In this view, often called the direct approach, practicing meditation to achieve some special, mindful state is like putting another head on top of your own — it makes no sense, because the head you have is perfectly good as it is. Instead, you need to recognize the awake awareness you already possess and practice resting in it and allowing it to guide you. Sometimes this innate awareness is called effortless mindfulness, in contrast to deliberate mindfulness
Of course, the people who are drawn to the practice of effortless or innate mindfulness have often practiced deliberate mindfulness for years and are eager to take the next step. Having already spent a long time cultivating the capacity for present-moment awareness, they want to let go of the effort and learn to rest in the inherent wakefulness they already possess.
In addition, they may have discovered that, on the path of spiritual awakening, deliberate mindfulness can pose certain limitations because it emphasizes the separate meditator who's actively trying to be mindful. This emphasis accentuates the separation — between self and other, inside and outside, subject and object — that the spiritual seeker aspires to move beyond.

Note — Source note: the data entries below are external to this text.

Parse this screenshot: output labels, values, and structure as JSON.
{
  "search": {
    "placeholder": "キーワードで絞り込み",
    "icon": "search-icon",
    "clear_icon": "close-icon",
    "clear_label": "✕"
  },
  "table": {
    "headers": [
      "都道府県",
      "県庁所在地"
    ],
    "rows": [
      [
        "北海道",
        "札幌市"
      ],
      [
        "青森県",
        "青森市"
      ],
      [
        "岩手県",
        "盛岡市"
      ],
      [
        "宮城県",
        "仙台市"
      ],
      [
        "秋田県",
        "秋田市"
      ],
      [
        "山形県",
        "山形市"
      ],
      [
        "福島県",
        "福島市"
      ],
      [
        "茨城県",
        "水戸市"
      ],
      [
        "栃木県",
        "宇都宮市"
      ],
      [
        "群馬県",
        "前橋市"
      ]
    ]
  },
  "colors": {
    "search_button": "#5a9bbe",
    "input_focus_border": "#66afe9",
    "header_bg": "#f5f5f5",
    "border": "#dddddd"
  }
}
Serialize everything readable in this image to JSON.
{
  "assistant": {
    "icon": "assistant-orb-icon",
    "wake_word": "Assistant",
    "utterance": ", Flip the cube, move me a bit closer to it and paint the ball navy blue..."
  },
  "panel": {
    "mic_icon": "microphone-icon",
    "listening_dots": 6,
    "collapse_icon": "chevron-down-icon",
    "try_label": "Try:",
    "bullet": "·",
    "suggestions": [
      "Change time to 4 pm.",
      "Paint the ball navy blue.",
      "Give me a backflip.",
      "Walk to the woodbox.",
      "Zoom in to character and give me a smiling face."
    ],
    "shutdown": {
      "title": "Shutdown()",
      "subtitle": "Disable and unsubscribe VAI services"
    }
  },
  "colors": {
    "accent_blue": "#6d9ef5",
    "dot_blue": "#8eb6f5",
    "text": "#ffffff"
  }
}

If you're drawn to spiritual awakening, you may want to begin with mindfulness meditation just to learn the basics of being in the moment. This will also make it easier for you to recognize your natural state of inherent wakefulness.
Then you can begin exploring the many books on the direct approach, which is based largely on the Buddhist traditions of Zen and Dogchen and the Hindu philosophy known as Advaita Vedanta. Awake awareness is your birthright — you just need to recognize and claim it.